The man smirked. “And what about me?”
“What about you, Lucifer?”
“Am I an asshat?”
“Your job is to sit there and be evil. How hard can it be?”
“It’s not hard exactly; just super boring at times.”
Death groaned, palming his face. “Why’d they hafta go and make me her babysitter without askin’ me?”
“Because they knew you’d refuse.”
Lucifer stood up and adjusted his tie. “They’ll be holding a conference later to decide what her name should be. Will you be joining us?”
“Nah.” Death waved a dismissive hand. “I’m not goin’ back in there.”
Lucifer shrugged. “It’s up to you.” He got up, starting to walk into the Chamber, but stopped halfway up the stairs. “Just out of curiosity...” he called, “...what would you name her?”
Death thought about it for a moment, scratching his head out of habit. “Neriah.”
“That’s a boy’s name.”
Death shrugged. “It’s the 41st century. Times have changed.”
Lucifer chuckled. “I suppose so. Why call her that though?”
“It means ‘Lamp of God’”
“I have my moments.” Death picked up his scythe and stood up as well. “I’ll see you tomorrow, Luce.”
“You too, Mike.” Lucifer waved goodbye as he walked through the Chamber doors. Death stopped for one last look at Heaven.
It was a vast, sprawling city that stretched upwards as far as it did outwards. All of the buildings were gleaming in the light of a warm sunset – marble in the older districts, polished metals in the newer ones. It was very different from how Death remembered it, but he knew better than anyone that it changed as often as people died, if only subtly, and a lot of people had passed on since his last visit. Deciding he’d had enough nostalgia, he left in a haze of murky smoke.
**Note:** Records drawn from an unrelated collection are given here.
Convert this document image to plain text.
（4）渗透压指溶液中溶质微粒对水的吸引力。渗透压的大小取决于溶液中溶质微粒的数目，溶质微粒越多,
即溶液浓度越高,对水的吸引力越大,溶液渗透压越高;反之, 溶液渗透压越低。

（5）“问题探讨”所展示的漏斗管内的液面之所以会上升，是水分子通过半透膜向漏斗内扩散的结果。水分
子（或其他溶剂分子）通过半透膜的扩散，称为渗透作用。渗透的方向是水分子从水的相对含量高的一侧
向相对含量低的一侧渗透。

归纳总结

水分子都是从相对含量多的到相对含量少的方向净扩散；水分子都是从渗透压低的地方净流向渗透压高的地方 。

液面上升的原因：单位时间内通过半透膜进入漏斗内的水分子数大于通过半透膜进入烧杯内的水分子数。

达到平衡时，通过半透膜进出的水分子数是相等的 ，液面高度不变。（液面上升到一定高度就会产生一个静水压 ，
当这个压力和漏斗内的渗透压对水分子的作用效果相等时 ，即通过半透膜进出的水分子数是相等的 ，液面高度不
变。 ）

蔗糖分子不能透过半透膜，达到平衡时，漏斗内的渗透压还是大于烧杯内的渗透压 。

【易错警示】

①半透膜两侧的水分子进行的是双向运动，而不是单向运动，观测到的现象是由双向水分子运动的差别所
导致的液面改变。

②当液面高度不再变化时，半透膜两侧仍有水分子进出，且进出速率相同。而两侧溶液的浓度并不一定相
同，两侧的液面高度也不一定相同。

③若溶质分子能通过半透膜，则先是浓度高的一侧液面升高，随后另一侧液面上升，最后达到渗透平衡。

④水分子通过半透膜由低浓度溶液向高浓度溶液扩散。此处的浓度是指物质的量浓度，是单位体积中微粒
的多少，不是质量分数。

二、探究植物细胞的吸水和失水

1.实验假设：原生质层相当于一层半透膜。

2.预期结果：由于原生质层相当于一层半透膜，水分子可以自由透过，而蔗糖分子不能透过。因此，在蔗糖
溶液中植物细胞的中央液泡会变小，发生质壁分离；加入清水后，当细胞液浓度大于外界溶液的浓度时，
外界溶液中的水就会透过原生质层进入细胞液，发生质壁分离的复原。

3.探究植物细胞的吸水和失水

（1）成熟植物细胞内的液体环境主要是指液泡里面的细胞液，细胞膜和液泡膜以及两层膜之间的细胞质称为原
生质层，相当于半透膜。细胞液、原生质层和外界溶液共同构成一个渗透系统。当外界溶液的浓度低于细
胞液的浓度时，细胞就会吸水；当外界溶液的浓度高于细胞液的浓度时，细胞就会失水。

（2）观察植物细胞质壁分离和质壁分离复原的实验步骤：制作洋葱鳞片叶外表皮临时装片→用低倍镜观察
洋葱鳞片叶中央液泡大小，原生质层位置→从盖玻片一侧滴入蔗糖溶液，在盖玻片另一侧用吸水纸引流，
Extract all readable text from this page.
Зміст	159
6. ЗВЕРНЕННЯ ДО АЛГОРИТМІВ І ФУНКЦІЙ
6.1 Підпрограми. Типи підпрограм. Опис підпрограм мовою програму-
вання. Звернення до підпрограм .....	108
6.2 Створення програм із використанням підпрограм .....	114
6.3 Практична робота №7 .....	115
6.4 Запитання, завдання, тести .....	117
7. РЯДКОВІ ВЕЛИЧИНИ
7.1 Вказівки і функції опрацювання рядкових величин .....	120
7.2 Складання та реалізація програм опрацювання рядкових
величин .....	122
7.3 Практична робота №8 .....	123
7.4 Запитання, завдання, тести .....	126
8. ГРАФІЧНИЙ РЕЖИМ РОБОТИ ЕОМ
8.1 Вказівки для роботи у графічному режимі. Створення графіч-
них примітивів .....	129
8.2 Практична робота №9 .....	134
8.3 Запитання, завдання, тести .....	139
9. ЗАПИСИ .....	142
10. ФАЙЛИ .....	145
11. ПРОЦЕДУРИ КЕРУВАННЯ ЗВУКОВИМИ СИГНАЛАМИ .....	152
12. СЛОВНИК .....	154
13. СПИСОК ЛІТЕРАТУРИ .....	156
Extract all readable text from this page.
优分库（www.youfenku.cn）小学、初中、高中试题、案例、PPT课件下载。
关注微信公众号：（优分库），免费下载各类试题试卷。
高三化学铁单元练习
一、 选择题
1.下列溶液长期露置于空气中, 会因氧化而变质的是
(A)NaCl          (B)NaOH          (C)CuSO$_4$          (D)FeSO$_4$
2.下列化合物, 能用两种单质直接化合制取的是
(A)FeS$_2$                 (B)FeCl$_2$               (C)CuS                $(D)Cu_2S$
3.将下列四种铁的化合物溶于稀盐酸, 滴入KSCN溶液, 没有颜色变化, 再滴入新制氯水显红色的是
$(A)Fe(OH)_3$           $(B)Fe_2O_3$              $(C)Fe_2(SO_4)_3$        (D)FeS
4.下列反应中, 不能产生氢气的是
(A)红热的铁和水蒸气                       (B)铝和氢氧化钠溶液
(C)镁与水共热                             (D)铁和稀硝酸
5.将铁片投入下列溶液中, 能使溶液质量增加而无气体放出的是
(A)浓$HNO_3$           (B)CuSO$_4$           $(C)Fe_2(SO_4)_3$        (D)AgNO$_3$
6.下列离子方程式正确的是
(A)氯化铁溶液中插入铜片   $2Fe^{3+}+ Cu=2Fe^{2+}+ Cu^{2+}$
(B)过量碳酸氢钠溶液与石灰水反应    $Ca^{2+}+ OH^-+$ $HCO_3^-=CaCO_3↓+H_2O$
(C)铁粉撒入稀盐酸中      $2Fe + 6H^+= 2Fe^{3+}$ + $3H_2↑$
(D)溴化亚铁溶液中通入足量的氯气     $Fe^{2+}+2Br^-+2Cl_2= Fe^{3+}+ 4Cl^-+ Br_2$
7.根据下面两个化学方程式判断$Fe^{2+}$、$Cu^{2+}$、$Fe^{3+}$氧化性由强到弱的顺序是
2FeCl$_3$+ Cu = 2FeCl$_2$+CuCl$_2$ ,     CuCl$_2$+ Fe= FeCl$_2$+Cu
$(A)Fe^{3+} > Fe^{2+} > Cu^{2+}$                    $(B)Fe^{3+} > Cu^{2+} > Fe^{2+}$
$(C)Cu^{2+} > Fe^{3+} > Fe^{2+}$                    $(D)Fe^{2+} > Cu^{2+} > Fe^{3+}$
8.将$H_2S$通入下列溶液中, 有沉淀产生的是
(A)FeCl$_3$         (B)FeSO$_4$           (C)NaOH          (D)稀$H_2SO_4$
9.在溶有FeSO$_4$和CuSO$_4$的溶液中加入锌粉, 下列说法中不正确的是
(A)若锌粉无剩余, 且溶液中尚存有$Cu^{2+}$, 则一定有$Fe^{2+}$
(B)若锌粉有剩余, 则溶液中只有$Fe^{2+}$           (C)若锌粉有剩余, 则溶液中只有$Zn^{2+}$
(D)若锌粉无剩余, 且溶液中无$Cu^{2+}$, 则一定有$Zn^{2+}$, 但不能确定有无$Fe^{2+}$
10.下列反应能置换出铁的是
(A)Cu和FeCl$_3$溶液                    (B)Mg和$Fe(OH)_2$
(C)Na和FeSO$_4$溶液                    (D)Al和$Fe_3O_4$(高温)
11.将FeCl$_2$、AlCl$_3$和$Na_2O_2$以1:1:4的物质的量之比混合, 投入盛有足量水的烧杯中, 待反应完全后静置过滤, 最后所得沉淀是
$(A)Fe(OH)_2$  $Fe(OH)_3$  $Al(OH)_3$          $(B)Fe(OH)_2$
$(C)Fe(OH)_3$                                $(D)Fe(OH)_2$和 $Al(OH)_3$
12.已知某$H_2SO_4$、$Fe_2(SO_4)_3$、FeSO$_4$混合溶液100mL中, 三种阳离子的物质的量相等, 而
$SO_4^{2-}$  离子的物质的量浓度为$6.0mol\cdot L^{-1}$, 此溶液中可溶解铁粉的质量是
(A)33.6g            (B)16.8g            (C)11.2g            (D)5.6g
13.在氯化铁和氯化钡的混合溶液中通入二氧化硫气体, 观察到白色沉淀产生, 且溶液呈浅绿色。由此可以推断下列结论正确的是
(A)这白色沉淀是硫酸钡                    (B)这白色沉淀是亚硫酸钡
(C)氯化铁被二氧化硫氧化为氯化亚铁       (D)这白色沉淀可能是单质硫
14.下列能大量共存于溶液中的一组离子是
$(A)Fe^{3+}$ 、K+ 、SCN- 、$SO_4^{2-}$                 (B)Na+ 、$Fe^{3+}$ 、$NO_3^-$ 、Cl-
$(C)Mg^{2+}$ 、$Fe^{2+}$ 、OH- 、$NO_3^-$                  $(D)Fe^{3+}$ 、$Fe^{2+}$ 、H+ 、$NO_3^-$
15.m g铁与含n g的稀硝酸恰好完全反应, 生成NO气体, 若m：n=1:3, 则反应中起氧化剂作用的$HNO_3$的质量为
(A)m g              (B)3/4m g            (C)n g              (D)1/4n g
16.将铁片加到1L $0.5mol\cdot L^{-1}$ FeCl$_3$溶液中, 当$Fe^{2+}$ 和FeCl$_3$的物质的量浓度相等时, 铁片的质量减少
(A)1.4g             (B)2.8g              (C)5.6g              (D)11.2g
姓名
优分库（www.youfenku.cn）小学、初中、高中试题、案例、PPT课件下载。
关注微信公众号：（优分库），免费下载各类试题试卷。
He reappeared outside a shabby office, occupying an otherwise empty floor of an old, decrepit building. A dusty sign clung to a rickety wooden door, marked with the words: “Anko Ferryman Undertakers – Quality service to die for.” Death had to shoulder the stiff door open to get in. He slumped against his scythe when he saw the mess that greeted him.
His ‘INBOX’ pile was making love to the ceiling, and more contract forms continued to appear, cluttering up the floor with a sea of paperwork. His computer chirped in an annoyingly upbeat manner, with notification after notification in his emails. Sitting in his creaky office chair, he rubbed his temples through the folds of his hood with one hand, picking up the nearest form in the other, skimming its contents.
“Maddy Lester. 83. Faulty Pacemaker, recommend Heart Failure. Sorry Maddy, seems you’re first today.”